Henry F. Epstein, M.D.
Professor

Dr. Epstein

Cecil H. and Ida Green Distinguished
University Chair Professor and
Chair, Department of Neuroscience and Cell Biology

Telephone: (409) 772-2751
Fax: (409) 772-3381
E-mail: hepstein@utmb.edu
Campus Location: 120G Basic Science Bldg.
Mail Route: 0625

Research

The Cytoskeleton in Nerve and Muscle

The current focus of Dr. Epstein's laboratory is on characterizing novel proteins regulating the cytoskeleton. Genetic analysis is now turning to mouse lines as well as Caenorhabditis elegans to facilitate medical applications.

Biochemical and genetic studies on the C. elegans model as well as in various fungal species have demonstrated that a novel molecular chaperone is required for the proper folding, assembly, and function of myosins and myosin-like protein motors. The chaperone protein, named UNC-45 after the canonical gene in C. elegans, binds the well-known molecular chaperone Hsp90 as well as myosin. In mice and humans, two UNC-45-like genes are present and encode closely related but distinct isoforms. One isoform is present in many cell types and appears necessary for cell division and membrane fusion; the other isoform is expressed predominantly in heart and skeletal muscle and is necessry for sarcomere organization. The UNC-45 mammalian homologues may prove to be important targets for genetic and pharmacological intervention in certain cancers and heart failure.

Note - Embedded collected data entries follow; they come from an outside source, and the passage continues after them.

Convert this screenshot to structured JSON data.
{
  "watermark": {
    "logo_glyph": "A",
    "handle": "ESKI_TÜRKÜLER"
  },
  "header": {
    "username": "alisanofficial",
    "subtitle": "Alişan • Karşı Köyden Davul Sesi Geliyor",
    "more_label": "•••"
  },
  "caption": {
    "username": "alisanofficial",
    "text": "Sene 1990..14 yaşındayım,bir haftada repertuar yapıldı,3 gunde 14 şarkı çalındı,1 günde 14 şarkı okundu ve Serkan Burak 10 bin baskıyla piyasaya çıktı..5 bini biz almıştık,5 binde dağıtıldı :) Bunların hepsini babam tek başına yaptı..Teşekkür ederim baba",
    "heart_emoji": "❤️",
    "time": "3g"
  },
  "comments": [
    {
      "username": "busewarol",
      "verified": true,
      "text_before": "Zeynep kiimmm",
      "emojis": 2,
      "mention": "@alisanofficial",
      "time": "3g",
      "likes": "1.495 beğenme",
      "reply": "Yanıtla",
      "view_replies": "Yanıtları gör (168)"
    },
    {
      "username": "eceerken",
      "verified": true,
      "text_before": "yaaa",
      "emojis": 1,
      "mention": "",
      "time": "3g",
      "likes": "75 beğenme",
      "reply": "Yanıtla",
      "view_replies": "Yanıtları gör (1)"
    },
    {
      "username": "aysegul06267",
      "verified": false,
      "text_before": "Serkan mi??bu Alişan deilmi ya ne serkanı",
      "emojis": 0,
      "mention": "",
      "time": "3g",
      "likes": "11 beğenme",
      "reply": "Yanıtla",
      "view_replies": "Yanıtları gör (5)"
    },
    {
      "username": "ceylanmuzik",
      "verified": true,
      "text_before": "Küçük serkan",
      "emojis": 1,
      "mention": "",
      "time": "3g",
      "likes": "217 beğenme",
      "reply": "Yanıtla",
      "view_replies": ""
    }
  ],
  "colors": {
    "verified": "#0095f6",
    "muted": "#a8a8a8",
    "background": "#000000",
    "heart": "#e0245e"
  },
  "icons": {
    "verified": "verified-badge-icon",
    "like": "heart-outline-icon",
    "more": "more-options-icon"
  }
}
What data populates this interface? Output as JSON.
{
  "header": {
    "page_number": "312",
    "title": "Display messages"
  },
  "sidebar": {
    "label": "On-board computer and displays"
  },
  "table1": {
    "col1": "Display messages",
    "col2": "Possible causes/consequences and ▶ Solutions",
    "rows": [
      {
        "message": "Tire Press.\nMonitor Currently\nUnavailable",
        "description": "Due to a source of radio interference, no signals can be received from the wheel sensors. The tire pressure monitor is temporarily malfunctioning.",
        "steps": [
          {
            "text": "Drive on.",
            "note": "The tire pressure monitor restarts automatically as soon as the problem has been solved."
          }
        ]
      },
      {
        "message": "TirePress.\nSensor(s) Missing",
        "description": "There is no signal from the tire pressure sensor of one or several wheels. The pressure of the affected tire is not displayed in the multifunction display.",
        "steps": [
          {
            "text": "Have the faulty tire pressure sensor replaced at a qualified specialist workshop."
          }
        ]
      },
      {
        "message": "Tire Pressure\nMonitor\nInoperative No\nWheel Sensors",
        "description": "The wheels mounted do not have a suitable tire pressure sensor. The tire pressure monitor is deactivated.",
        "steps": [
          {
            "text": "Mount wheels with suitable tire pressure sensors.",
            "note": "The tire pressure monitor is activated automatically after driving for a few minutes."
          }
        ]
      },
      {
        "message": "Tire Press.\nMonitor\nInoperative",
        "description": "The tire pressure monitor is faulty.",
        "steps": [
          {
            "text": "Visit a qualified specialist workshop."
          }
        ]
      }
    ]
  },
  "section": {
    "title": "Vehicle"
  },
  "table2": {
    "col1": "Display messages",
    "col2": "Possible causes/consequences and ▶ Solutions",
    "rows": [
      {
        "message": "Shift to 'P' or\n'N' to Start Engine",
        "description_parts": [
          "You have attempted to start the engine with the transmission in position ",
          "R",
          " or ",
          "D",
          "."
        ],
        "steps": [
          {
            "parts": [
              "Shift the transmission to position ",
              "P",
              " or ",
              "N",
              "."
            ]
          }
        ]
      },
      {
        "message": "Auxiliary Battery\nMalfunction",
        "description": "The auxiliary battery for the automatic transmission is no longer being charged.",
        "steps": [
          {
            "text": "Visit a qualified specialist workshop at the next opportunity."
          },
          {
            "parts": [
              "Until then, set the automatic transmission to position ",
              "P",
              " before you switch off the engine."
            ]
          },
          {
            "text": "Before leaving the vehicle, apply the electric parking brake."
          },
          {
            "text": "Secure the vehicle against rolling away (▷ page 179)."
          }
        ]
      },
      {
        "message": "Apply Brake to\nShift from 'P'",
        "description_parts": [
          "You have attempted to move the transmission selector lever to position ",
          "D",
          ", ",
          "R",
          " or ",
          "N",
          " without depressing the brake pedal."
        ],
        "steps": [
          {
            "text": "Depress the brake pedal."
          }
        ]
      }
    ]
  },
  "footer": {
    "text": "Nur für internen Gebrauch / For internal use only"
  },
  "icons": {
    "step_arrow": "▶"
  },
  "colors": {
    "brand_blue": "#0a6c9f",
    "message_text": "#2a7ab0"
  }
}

Dr. Epstein's laboratory was part of the international consortium that cloned and identified the myotonic dystrophy locus. The major protein product of that locus, myotonic dystrophy protein kinase (DMPK), is a serine-threonine protein kinase related to Rho kinase and other regulators of cell cycle, cytoskeletal, and membrane-associated processes. DMPK appears to team up with Rho kinase and myosin light chain kinase (MLCK) to regulate the assembly and function of myosin and the actin cytoskeleton. The membrane-associated regulators Rac-1 and Raf-1 activate DMPK whereas the cytosolic RhoA activates Rho kinase. DMPK and negative regulator of cytoskeletal myosin II. Our hypothesis is that DMPK along with MLCK activates the membrane-associated cytoskeleton whereas Rho kinase activates the cytosolic system. The DMPK system may be particularly important in the development and function of highly plastic synapses related to learning and memory of the brain.